Nous sommes juste après Tchernobyl, en Suisse. Tout est revenu à la normale sauf l’art, qui a complètement disparu. William Shakespeare Junior, cinquième du nom, essaie de reconstituer les œuvres perdues. Il rencontre tout un tas de gens, dont notamment un vieux ponte de la Mafia (Don Learo, qui entretient des rapports difficiles avec […]
Nous sommes juste après Tchernobyl, en Suisse. Tout est revenu à la normale sauf l’art, qui a complètement disparu. William Shakespeare Junior, cinquième du nom, essaie de reconstituer les œuvres perdues. Il rencontre tout un tas de gens, dont notamment un vieux ponte de la Mafia (Don Learo, qui entretient des rapports difficiles avec sa fille Cordelia), un professeur étrange (Jean-Luc Godard) et un jeune homme qui pêche. Ils vont l’aider à reconstituer King Lear.
C’est toute une histoire, le cinéma. Le jeune Godard avait été très impressionné par Voyage en Italie de Rossellini : la preuve était donnée qu’on pouvait
réaliser un film avec pas grand-chose, là où on se trouvait. Godard n’a fait que ça toute sa vie, filmer tout hic et nunc mais pas n’importe comment, et surtout des gens vivants qui parlent.
Shakespeare, au fond, comme de tous les écrivains, Godard s’en fout, ou plutôt n’en tire que ce qui l’intéresse et le concerne : quelques phrases, quelques mots, ce qu’on appelle des citations, même si leur accumulation finit par faire pas mal de Shakespeare.
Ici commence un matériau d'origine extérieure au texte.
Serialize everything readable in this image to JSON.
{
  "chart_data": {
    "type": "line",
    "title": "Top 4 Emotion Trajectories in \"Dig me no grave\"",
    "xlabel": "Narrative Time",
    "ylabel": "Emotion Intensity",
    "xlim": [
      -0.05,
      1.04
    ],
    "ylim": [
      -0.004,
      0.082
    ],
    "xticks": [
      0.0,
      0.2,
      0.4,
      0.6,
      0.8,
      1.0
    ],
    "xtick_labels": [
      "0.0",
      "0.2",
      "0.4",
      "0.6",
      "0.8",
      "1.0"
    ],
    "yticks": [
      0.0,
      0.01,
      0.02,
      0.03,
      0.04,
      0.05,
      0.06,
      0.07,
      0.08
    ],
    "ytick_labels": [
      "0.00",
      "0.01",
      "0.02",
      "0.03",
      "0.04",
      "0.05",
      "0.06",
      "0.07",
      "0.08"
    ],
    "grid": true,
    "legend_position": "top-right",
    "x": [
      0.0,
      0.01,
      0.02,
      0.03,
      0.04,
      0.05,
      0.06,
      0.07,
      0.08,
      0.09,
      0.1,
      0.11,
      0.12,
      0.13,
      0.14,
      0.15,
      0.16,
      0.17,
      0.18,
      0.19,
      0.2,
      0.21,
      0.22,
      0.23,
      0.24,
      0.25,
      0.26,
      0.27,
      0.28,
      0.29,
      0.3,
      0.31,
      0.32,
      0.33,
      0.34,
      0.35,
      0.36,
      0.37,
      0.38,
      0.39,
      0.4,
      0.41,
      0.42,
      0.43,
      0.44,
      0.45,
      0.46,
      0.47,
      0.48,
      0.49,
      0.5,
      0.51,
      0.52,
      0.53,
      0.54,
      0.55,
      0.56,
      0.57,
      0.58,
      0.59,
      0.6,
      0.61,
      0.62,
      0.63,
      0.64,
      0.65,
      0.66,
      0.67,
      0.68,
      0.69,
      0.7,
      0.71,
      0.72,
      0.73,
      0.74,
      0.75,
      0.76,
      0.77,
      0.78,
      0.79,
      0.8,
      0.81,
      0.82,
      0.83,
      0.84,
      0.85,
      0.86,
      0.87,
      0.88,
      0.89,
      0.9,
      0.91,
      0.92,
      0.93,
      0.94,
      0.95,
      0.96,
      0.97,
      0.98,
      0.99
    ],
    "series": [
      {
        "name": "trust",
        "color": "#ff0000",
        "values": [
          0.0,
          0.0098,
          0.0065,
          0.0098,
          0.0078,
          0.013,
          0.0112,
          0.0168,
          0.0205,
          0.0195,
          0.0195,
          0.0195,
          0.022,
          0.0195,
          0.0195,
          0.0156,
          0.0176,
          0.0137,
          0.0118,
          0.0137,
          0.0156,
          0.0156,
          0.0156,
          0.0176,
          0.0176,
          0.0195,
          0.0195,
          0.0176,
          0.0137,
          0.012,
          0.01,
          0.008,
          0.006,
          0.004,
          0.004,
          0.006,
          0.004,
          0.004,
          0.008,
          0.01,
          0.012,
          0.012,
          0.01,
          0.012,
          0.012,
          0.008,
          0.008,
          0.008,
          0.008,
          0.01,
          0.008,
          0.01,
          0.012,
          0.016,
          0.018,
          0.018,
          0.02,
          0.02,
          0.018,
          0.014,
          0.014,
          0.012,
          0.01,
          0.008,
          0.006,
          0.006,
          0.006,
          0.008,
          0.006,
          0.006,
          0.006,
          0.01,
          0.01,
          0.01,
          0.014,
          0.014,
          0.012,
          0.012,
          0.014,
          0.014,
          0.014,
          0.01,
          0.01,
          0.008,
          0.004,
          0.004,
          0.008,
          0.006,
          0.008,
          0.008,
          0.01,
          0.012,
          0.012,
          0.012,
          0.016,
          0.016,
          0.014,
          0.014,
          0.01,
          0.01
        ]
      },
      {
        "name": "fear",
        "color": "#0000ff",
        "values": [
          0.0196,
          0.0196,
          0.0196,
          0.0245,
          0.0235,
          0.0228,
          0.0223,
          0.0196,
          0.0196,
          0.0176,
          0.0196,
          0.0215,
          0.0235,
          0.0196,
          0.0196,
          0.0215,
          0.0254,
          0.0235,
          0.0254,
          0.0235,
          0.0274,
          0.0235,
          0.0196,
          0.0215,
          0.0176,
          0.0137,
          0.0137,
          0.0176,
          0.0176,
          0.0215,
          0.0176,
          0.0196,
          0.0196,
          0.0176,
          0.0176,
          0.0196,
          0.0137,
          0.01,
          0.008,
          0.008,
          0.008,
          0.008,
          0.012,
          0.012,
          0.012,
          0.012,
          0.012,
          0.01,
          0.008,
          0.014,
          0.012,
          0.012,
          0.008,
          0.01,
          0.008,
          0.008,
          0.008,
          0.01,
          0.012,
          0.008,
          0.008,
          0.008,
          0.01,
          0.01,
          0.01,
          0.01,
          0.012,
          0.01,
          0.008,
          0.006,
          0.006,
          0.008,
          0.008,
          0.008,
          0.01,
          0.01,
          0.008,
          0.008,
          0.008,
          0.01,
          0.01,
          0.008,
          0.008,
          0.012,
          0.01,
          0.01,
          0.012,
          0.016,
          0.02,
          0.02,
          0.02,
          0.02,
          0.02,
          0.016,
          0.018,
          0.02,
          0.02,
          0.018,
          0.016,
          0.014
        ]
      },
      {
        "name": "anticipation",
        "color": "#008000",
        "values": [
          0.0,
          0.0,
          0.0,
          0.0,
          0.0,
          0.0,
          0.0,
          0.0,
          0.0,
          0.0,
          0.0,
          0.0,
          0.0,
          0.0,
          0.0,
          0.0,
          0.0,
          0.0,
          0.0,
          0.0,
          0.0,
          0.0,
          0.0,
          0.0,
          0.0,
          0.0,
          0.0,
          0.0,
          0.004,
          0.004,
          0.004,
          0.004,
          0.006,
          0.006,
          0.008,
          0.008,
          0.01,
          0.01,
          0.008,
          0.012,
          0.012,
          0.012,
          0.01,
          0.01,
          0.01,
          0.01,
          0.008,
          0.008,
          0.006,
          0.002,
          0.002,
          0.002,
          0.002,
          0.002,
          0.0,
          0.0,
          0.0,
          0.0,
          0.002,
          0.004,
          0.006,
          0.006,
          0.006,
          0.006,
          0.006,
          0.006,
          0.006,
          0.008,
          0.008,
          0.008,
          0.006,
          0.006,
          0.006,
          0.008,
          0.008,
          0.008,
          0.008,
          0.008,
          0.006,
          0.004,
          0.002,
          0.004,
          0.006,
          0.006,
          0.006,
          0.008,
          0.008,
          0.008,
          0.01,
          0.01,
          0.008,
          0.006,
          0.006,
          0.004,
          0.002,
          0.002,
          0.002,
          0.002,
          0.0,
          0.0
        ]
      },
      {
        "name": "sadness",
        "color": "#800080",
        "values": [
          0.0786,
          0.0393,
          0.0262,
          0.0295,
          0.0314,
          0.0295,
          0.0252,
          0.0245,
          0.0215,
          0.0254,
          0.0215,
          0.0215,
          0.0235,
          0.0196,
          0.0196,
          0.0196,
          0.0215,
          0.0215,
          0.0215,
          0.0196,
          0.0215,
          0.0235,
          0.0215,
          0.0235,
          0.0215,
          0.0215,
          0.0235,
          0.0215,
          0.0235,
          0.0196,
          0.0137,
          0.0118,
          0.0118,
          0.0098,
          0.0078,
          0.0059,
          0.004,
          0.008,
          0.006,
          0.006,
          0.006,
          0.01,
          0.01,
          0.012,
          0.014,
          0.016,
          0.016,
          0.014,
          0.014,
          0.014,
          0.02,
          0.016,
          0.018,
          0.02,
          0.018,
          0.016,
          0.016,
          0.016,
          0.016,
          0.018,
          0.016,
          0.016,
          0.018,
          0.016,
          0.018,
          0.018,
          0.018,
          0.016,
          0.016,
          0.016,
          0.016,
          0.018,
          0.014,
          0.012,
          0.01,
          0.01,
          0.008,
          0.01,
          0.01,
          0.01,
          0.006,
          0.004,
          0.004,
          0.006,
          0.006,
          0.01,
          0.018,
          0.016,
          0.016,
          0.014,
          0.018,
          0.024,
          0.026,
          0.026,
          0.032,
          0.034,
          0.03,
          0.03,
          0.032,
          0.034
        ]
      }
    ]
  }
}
Il fait dire ces longues répliques dans leur langue d’origine, fidèlement, par des acteurs, par qui passait par là, par qui il veut, par lui-même. King Lear se réduit au final pour Godard à son point de départ célèbre : à l’histoire (il n’y a d’histoire que de famille) de cette Cordelia qui blesse son roi de père en refusant ou en étant incapable d’exprimer tout l’amour qu’elle lui porte (le fameux
« Nothing », qui hante véritablement tout le film, parfois décomposé en « No thing »).
En ces années 80, Cordelia est l’incarnation de la jeune femme godardienne : fille, âme sœur, vierge que Dieu choisit pour en faire la mère de son enfant et qui dit non à Joseph (Je vous salue Marie), Carmen qui dit non à l’amour quand il est là (Prénom Carmen)… Elle a les yeux cernés et une bouche ourlée qui toujours dit non.
Godard joue sur son terrain (dans un palace au bord du « Lac ») et il répète dans tous les sens du terme ce qu’il a déjà dit ou dira bientôt ailleurs (dans des films ou des conférences de presse, peut-être parce qu’il n’y a pas de différence entre la vie et le cinéma). Il a rassemblé un beau générique, prestigieux et hétéroclite, digne des péplums ibéro-franco-italo-allemands des années 60 : l’écrivain Norman Mailer et sa fille, l’acteur hollywoodien Burgess Meredith, le metteur en scène de théâtre Peter Sellars, le cinéaste romantique Leos Carax et l’ange à la Cocteau Julie Delpy, le réalisateur new-yorkais Woody Allen en guest-star d’une minute. Et lui-même, JLG, couvert de fils électriques en guise de perruque rasta, un gros cigare à la bouche qui rappelle moins Welles que Fuller. Il joue l’Idiot, comme dans Prénom Carmen et surtout Soigne ta droite. Pourquoi l’Idiot ? Peut-être parce qu’il y avait ce bouquin d’un écrivain russe en Folio avec une photo de Gérard Philipe sur la couverture qui lui avait bien plu, même s’il n’a pas vraiment
lu le livre (d’ailleurs on ne lit pas un livre en entier, on est cons, mais pas à ce point-là). Et il cite Wittgenstein, tient des propos sur l’art, le cinéma ou les cinéastes morts.
Godard est un artiste mal élevé, qui réclame sans cesse qu’on lui pose des limites. Or les producteurs d’aujourd’hui, contrairement au personnage joué par Jack Palance dans Le Mépris, ne s’opposent plus à rien, n’imposent plus rien, sinon de faire un film. La seule réponse valable de Godard à son producteur de King Lear, Menahem Golan, aurait donc été de ne pas tourner le film. Mais Godard préfère réaliser un maudit film. Du film hollywoodien, il ne reste que son générique étrange où il est marqué « A picture shot in the back » : un film torpillé dans le dos, ou bien tourné de la main gauche.